How Prince Cheated Death Through Music
22 April 2016, 11:52 | Updated: 8 May 2017, 17:09
He may be gone, but the purple one can still be heard in every great pop song of the moment.
"Act your age mama, not your shoe size, maybe we could do the twirl".
As musicians grow older, they are often tempted to reinvent themselves to fit the modern era; to grab the nearest high-flying hit maker or producer, drag them into the studio and pray that some of their magic might grant them the gift of eternal youth and chart relevance.
Sooner or later though, time catches up and the imperial phase ends, leaving the act's glory days tainted somewhat by their insistence on clinging to any passing fad; new singles are merely a dog whistle to the crowds at gigs to alert them that now is the time for a drink or pee break before the hits resume.

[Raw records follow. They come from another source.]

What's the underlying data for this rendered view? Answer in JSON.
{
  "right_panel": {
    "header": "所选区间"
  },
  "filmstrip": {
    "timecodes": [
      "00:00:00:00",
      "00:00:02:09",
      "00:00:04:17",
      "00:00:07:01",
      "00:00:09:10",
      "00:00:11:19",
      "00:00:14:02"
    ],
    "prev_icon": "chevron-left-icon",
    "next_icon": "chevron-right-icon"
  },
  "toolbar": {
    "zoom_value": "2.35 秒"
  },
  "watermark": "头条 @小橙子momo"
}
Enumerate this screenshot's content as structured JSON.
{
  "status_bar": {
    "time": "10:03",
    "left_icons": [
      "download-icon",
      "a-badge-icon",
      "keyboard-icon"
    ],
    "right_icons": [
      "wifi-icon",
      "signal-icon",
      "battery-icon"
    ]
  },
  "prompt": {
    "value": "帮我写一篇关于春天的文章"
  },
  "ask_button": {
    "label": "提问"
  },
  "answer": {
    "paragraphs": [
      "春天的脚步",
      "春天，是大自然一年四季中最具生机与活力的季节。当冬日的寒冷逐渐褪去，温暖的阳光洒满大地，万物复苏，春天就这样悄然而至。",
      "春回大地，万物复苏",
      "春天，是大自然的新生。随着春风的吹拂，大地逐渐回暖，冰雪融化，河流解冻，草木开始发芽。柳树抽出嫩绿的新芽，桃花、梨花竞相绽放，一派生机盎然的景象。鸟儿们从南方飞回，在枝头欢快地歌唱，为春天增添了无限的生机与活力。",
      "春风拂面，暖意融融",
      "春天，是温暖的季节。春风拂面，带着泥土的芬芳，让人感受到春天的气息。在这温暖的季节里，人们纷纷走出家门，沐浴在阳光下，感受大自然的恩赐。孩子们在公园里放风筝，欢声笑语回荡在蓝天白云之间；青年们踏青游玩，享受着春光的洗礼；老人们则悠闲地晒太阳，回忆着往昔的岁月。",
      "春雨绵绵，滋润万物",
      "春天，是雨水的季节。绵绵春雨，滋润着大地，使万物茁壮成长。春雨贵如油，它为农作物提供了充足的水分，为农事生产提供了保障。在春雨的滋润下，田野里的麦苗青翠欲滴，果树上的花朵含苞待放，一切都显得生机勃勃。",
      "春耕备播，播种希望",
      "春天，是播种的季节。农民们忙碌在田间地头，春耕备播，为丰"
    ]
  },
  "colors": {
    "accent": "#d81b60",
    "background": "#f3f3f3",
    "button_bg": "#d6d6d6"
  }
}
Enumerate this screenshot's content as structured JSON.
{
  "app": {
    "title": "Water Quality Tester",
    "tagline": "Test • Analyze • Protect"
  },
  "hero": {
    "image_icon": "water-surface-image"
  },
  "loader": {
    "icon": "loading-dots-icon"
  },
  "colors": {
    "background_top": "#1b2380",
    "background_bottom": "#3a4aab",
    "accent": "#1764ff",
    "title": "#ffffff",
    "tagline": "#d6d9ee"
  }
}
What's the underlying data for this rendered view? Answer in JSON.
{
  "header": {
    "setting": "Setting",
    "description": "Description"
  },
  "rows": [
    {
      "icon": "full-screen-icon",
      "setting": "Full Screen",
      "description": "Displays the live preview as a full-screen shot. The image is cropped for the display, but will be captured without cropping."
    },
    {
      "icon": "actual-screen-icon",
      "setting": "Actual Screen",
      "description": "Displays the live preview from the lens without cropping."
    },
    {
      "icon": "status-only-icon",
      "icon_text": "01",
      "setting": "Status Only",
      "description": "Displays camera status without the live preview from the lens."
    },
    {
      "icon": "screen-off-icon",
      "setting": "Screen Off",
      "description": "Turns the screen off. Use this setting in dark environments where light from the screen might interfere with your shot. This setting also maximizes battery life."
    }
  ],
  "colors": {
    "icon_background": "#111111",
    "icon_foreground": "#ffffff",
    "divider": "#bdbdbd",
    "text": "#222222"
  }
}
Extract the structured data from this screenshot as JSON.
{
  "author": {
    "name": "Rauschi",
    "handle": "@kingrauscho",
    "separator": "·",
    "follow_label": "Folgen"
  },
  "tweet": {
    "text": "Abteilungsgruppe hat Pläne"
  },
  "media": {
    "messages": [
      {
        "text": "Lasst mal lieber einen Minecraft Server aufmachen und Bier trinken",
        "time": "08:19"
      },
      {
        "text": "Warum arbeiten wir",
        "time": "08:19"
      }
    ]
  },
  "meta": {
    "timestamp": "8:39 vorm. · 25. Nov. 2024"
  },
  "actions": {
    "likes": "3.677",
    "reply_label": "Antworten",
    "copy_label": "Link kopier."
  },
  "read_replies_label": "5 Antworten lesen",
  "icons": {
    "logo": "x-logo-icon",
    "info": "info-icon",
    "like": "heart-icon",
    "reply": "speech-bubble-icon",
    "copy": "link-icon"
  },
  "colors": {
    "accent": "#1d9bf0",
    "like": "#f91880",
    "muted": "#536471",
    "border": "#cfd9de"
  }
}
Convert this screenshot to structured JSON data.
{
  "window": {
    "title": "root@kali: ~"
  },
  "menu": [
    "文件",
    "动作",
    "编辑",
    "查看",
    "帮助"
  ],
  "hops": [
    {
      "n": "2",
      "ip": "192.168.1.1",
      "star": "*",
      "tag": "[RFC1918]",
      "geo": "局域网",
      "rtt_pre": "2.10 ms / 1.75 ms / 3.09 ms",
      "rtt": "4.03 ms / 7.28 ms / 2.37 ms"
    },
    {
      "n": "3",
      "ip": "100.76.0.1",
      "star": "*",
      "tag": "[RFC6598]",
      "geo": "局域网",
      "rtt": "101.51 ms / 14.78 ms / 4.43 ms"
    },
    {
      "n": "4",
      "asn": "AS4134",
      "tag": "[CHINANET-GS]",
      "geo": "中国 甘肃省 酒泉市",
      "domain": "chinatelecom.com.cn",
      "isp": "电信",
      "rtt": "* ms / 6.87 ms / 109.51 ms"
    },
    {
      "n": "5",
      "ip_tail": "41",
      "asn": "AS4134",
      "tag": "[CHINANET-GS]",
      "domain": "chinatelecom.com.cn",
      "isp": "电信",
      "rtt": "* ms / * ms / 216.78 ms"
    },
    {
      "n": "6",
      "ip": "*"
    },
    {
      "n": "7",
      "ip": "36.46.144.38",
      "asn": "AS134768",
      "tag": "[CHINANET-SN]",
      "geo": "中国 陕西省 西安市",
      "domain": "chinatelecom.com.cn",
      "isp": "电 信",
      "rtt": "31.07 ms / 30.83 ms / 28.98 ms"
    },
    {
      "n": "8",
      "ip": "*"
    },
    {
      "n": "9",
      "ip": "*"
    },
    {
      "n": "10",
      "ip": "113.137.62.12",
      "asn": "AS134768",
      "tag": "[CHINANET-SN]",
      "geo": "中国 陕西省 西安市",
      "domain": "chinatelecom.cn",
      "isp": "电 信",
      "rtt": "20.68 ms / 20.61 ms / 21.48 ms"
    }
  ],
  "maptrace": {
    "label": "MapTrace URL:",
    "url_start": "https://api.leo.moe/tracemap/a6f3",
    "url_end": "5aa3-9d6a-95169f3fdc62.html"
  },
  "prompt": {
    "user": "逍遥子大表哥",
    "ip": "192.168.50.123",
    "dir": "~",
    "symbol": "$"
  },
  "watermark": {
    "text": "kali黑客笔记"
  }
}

Prince does not face this issue in 2016. His legacy is so outlandish and wide-spread that his influence can be spotted across the entire music landscape of today. He's so far ahead of the game that, even in death, the kids are still playing catch up.
And I do mean ALL of 2016 pop. The 1975's latest release wears it's minimalist Sign O' The Times synth stylings on its sleeve; CHVRCHES cited the purple one as a direct reference point for their new record; Frank Ocean, The Weeknd, Kanye West and Beyonce borrowed heavily from his R&B jams of the early 1980s.
Taylor Swift and Carly Rae Jepsen wrote entire albums reworking Around The World In A Day; every rock frontman and guitarist has studied his stage craft and impossibly high vocal technique.
He produced socially conscious, issues-led songs years before Formation; he tore down the Superbowl halftime show with a medley so white hot it made the interval the most coveted performance slot for every act in the world; he released albums free with concert tickets and newspapers, inventing the "surprise" drop that is now common practice; he twisted gender roles, created performance characters, directed movies and, in doing so, became an artist across multiple platforms in a pre-Internet world.
In short, he invented the modern popstar.
If I had the time and web space I would go in-depth into every single one of the 39 (?!) albums he released in his 57 years on this planet, each one entirely different to the last with musical gems to be uncovered. But I, like I assume most of the readers of this will be, was not alive during the height of the great man's fame. So, what first drew me in was not the timeless quality of his best-known material but the lesser known output of my teenage years in the early 00s.
Prince had just been inducted into the Rock 'n' Roll Hall Of Fame in 2004 when Musicology was released, followed by 3121 two years later. Listening to them today I'm struck with the same thought I had at the time - this sounds modern but not forced. I recall a slight confusion as to how a song like Black Sweat could sound so similar to Timbaland's work with Justin Timberlake or the space funk of Outkast's The Love Below. Then you realise - they sound like him, never the other way around.
Various video clips are currently flying around the blogosphere, most notably his aforementioned Hall Of Fame induction and a performance with two other lost legends, Michael Jackson and James Brown. But the performance I've had on a loop this morning is from another pop artefact of the modern era.
American Idol was at its ratings high in 2006 when Prince dropped by for the finale unannounced. The lights turned purple, he tore through two songs from a yet to be released album and promptly left the stage, leaving a babbling, shell-shocked Ryan Seacrest in his wake. Head honcho Simon Cowell was said to be livid that Prince didn't stick around to greet the contestants or be interviewed on stage to offer them advice. He missed the point. Prince had just given the kids all the education they would ever need.